Statistical significance tests and estimation
34. Clients want to know the size of differences between/among groups. Just knowing there is a difference is not helpful. The common practice of merely conducting statistical significance tests is, therefore, misguided. After all, with large enough sample sizes even a difference of one to two percentage points will be statistically significant. But marketers and decision makers need to know how large the difference is when deciding whether to spend money in certain ways. To provide this more insightful guidance, analyses should be conducted that provide confidence intervals that estimate how precise the collected data are. Reporting the results as ranges most facilitates decision-making.
35. Statistical significance tests and confidence intervals can be jiggered to produce any desired effect. For example, a significance test showing a significant difference using an 80 percent confidence level may not show a significant difference using a 95 percent confidence level – with the exact same data. And, a confidence interval could be +/- 3 percentage points at an 85 percent confidence level while being only +/- 10 percentage points at a 95 percent confidence level. Because of this, 1) it’s critical to state in advance of any test or precision estimate which confidence level will be used as a basis for decision making and 2) one must always report the confidence level used when reporting the results of significance tests or confidence intervals.
36. Statistical significance is not the same as practical significance. A very small difference between/among groups may have no real impact on decisions – even if the difference is statistically significant. Conversely, a larger difference (that is not statistically significant because of a small sample size) may provide valuable direction for future business activities. One should not merely scan down banner tables and circle those that show statistical significance while ignoring the others. Instead, one should look at the size of the differences and, only then, be concerned with whether they are statistically significant. If they are not, one may still want to subject those variables to further research.
Making research results useful/actionable
37. Presenting preliminary data is essential. Early, preliminary data are almost always better than more complete data delivered late. Early peeks at the data allow decision makers to start their decision-making process. They can amend it, if needed, as more complete data arrive. And, experience has shown that the final data almost always closely mirror the preliminary data – minimizing any decision changes that may need to be made.
38. Balance academic integrity with actionable advice. Academics often waffle with statements such as, “On the one hand ...” whereas business decision makers want concrete answers to questions like, “What do you think I should do?” Researchers owe it to their clients to offer their thoughts. Having lots of data to support those thoughts is wise but presenting too much all at once can confuse the issue unnecessarily.

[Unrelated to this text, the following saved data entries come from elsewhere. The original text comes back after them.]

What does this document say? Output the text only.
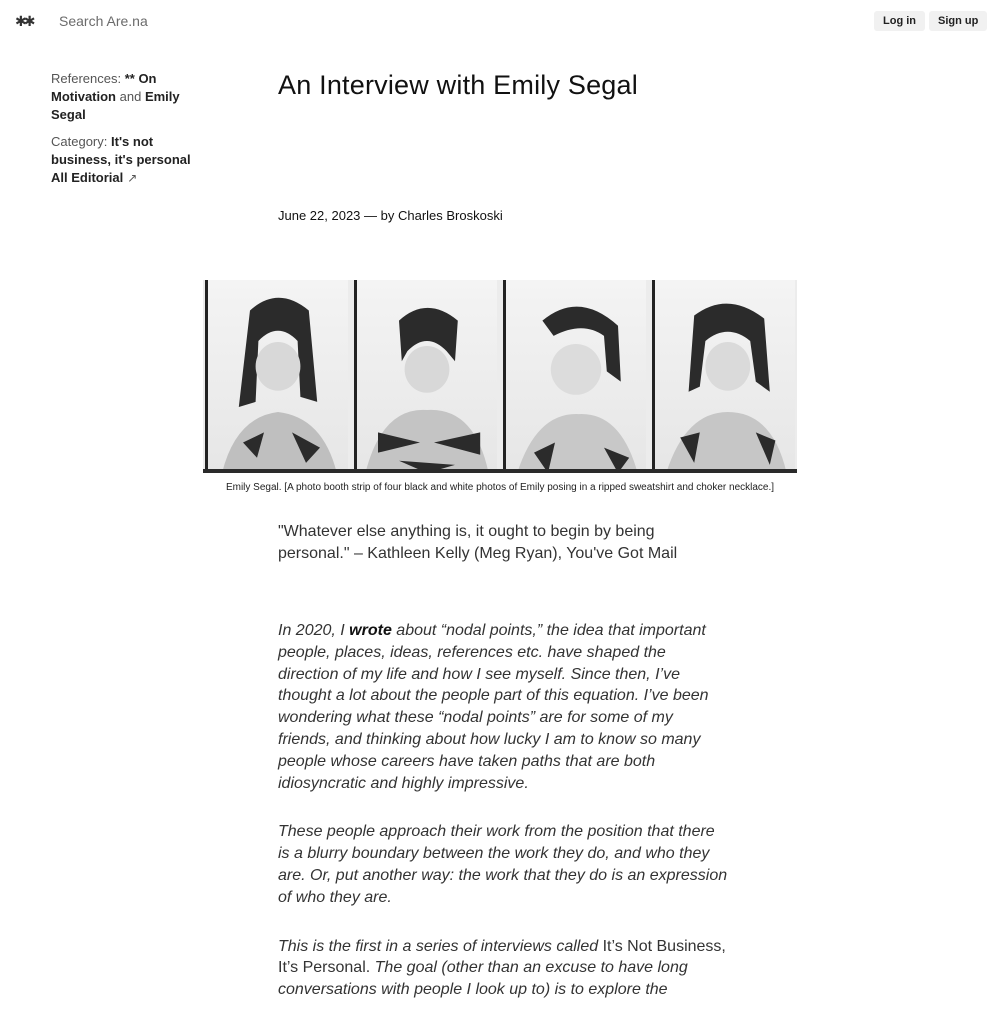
✱✱
Search Are.na	Log in	Sign up
References: ** On Motivation and Emily Segal
Category: It's not business, it's personal
All Editorial ↗
An Interview with Emily Segal
June 22, 2023 — by Charles Broskoski
Emily Segal. [A photo booth strip of four black and white photos of Emily posing in a ripped sweatshirt and choker necklace.]
"Whatever else anything is, it ought to begin by being personal." – Kathleen Kelly (Meg Ryan), You've Got Mail

In 2020, I wrote about “nodal points,” the idea that important people, places, ideas, references etc. have shaped the direction of my life and how I see myself. Since then, I’ve thought a lot about the people part of this equation. I’ve been wondering what these “nodal points” are for some of my friends, and thinking about how lucky I am to know so many people whose careers have taken paths that are both idiosyncratic and highly impressive.

These people approach their work from the position that there is a blurry boundary between the work they do, and who they are. Or, put another way: the work that they do is an expression of who they are.

This is the first in a series of interviews called It’s Not Business, It’s Personal. The goal (other than an excuse to have long conversations with people I look up to) is to explore the
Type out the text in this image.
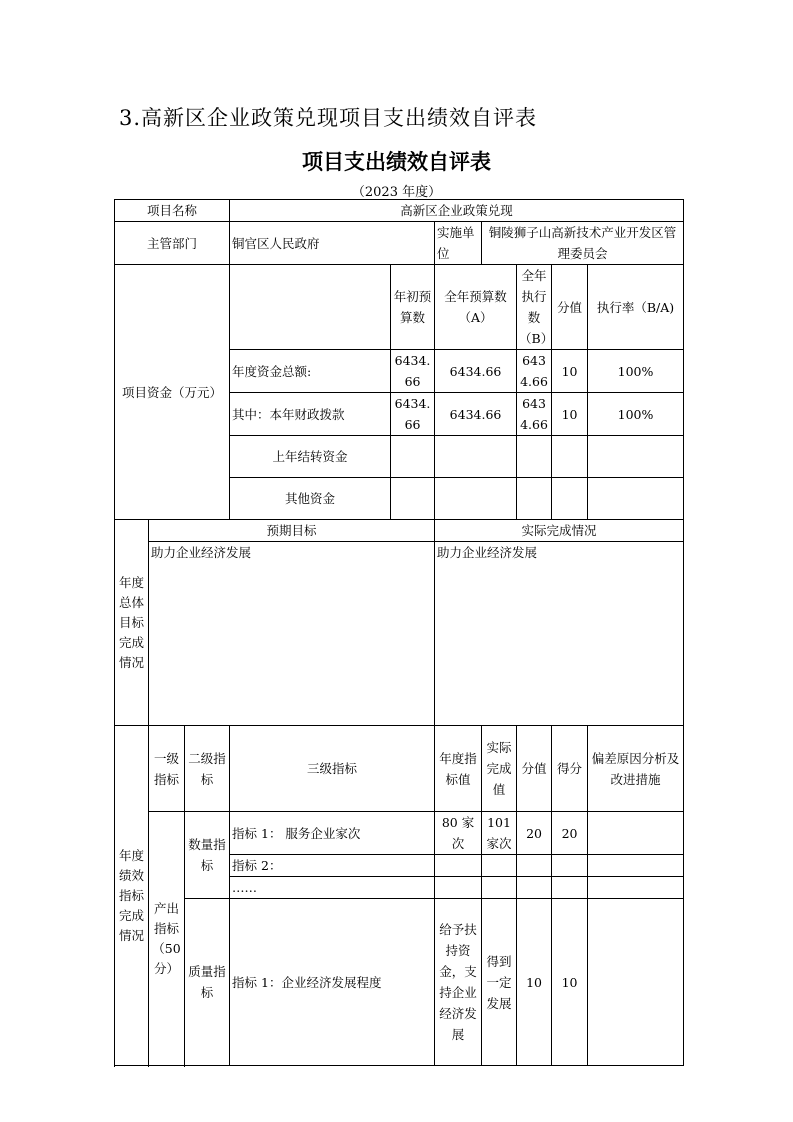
3.高新区企业政策兑现项目支出绩效自评表
项目支出绩效自评表
（2023 年度）
项目名称			高新区企业政策兑现						
主管部门			铜官区人民政府		实施单位	铜陵狮子山高新技术产业开发区管理委员会			
项目资金（万元）				年初预算数	全年预算数（A）		全年执行数（B）	分值	执行率（B/A)
			年度资金总额:	6434.66	6434.66		6434.66	10	100%
			其中：本年财政拨款	6434.66	6434.66		6434.66	10	100%
			上年结转资金						
			其他资金						
年度总体目标完成情况	预期目标				实际完成情况				
	助力企业经济发展				助力企业经济发展				
年度绩效指标完成情况	一级指标	二级指标	三级指标		年度指标值	实际完成值	分值	得分	偏差原因分析及改进措施
	产出指标（50分）	数量指标	指标 1： 服务企业家次		80 家次	101 家次	20	20	
			指标 2：						
			……						
		质量指标	指标 1：企业经济发展程度		给予扶持资金，支持企业经济发展	得到一定发展	10	10	
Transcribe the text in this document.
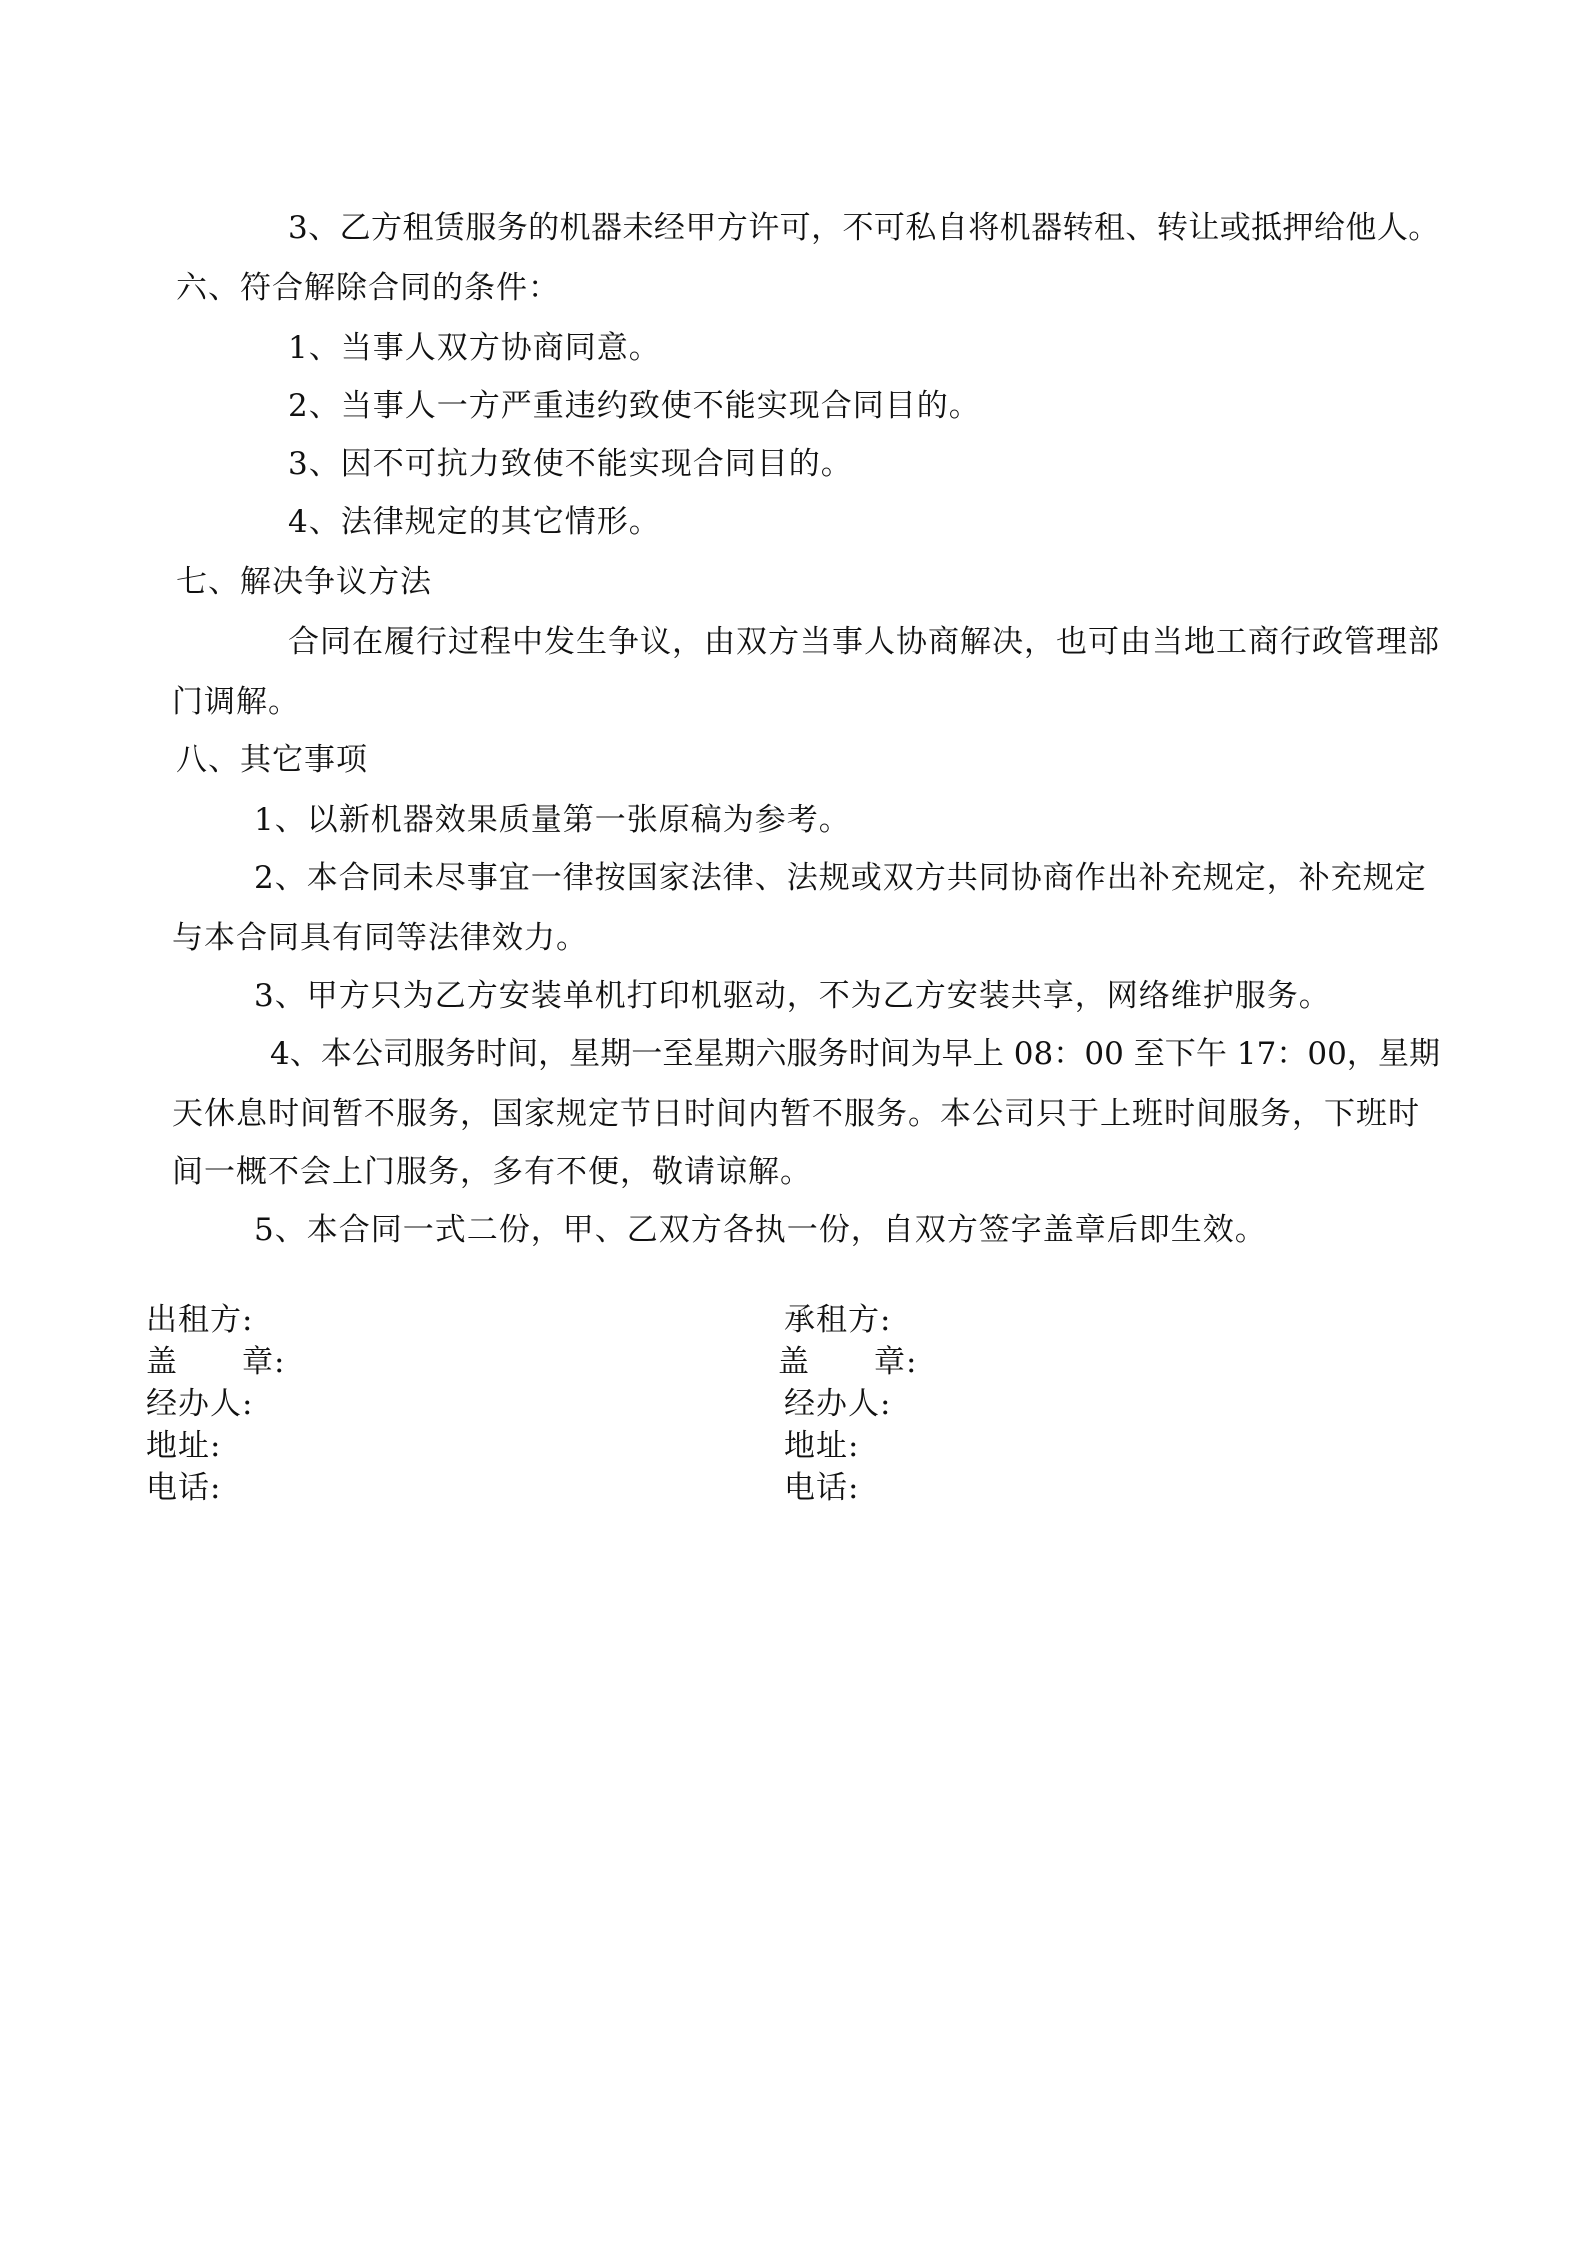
3、乙方租赁服务的机器未经甲方许可，不可私自将机器转租、转让或抵押给他人。
六、符合解除合同的条件：
1、当事人双方协商同意。
2、当事人一方严重违约致使不能实现合同目的。
3、因不可抗力致使不能实现合同目的。
4、法律规定的其它情形。
七、解决争议方法
合同在履行过程中发生争议，由双方当事人协商解决，也可由当地工商行政管理部
门调解。
八、其它事项
1、以新机器效果质量第一张原稿为参考。
2、本合同未尽事宜一律按国家法律、法规或双方共同协商作出补充规定，补充规定
与本合同具有同等法律效力。
3、甲方只为乙方安装单机打印机驱动，不为乙方安装共享，网络维护服务。
4、本公司服务时间，星期一至星期六服务时间为早上 08：00 至下午 17：00，星期
天休息时间暂不服务，国家规定节日时间内暂不服务。本公司只于上班时间服务，下班时
间一概不会上门服务，多有不便，敬请谅解。
5、本合同一式二份，甲、乙双方各执一份，自双方签字盖章后即生效。
出租方:
盖　　章:
经办人:
地址:
电话:
承租方:
盖　　章:
经办人:
地址:
电话:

39. Business reasons may preclude all data seeing the light of day. Even when you have found serendipitous “good news,” the client contact may fear that sharing it with upper management could have negative effects – for a variety of reasons. Do not be surprised if this happens. It’s usually best to ask clients to sign off on any special “value added” analyses you may be considering conducting.
40. Don’t use customer satisfaction scores to compensate people. This applies to both employees and channel partners. Rather, compensate them for what actually improves customer service and satisfaction, which is the design and implementation of approved quality-improvement initiatives.